Plaintiffs' allegations involve Prosecutor Defendants' activities during the course of a criminal investigation. As such, the Prosecutor Defendants were acting as agents of the State, not Morris County. Therefore, Morris County cannot be held vicariously liable for the Prosecutor Defendants' actions during the investigation and enforcement of the criminal laws of the State. Accordingly, the Complaint against Morris County is dismissed.

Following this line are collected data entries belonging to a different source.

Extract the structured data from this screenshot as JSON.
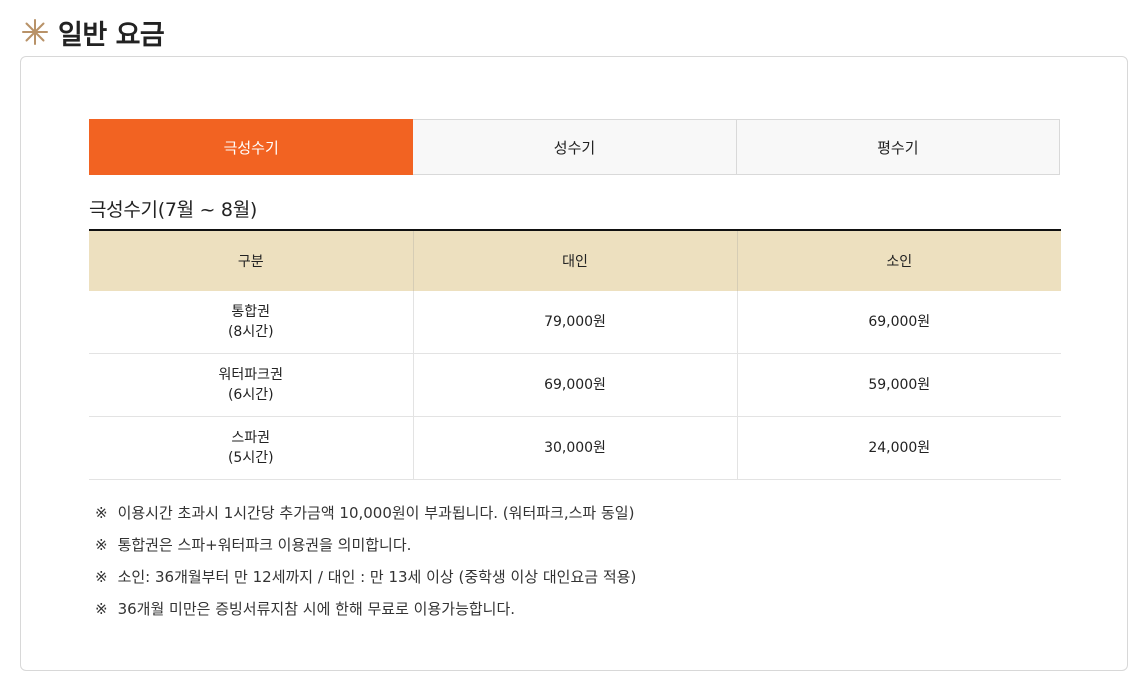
{
  "heading": {
    "title": "일반 요금",
    "icon": "sparkle-star-icon",
    "icon_color": "#b89268"
  },
  "tabs": [
    {
      "label": "극성수기",
      "active": true
    },
    {
      "label": "성수기",
      "active": false
    },
    {
      "label": "평수기",
      "active": false
    }
  ],
  "accent_color": "#f26322",
  "section_title": "극성수기(7월 ~ 8월)",
  "table": {
    "header_bg": "#ede0bf",
    "headers": [
      "구분",
      "대인",
      "소인"
    ],
    "rows": [
      {
        "name": "통합권",
        "duration": "(8시간)",
        "adult": "79,000원",
        "child": "69,000원"
      },
      {
        "name": "워터파크권",
        "duration": "(6시간)",
        "adult": "69,000원",
        "child": "59,000원"
      },
      {
        "name": "스파권",
        "duration": "(5시간)",
        "adult": "30,000원",
        "child": "24,000원"
      }
    ]
  },
  "notes": {
    "mark": "※",
    "items": [
      "이용시간 초과시 1시간당 추가금액 10,000원이 부과됩니다. (워터파크,스파 동일)",
      "통합권은 스파+워터파크 이용권을 의미합니다.",
      "소인: 36개월부터 만 12세까지 / 대인 : 만 13세 이상 (중학생 이상 대인요금 적용)",
      "36개월 미만은 증빙서류지참 시에 한해 무료로 이용가능합니다."
    ]
  }
}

E. Alternate Grounds for Dismissal
Defendants also raise additional arguments for dismissal of Plaintiffs' Complaint. Specifically, the State argues that it is not a "person" subject to liability under 42 U.S.C. § 1983, that 42 U.S.C. § 1983 precludes recovery on a theory of respondeat superior and that the Plaintiffs failed to file notice of a claim in accordance with state law. The MCPO and Prosecutor Defendants likewise argue that they are not "persons" subject to liability under 42 U.S.C. § 1983 and the NJCRA. Additionally, Rubinaccio argues that he is absolutely immune from liability under 42 U.S.C. § 1983, that he is immune under the Tort Claims Act and that 42 U.S.C. § 1983 precludes liability based on a theory of respondeat superior. The Court finds many of these arguments persuasive, and in particular notes that 42 U.S.C. § 1983 does indeed preclude liability based on a theory of respondeat superior. See Monell v. Dep't of Soc. Servs. of New York, 436 U.S. 658, 691 (1978); Langford v. City of Atlantic City, 235 F.3d 845, 847 (3d Cir. 2000). Because the Court finds the Eleventh Amendment grounds to be dispositive, however, it need not address these arguments here.
IV. CONCLUSION
For the reasons stated, it is the finding of this Court that Defendants' motions to dismiss are granted. An appropriate Order accompanies this Opinion.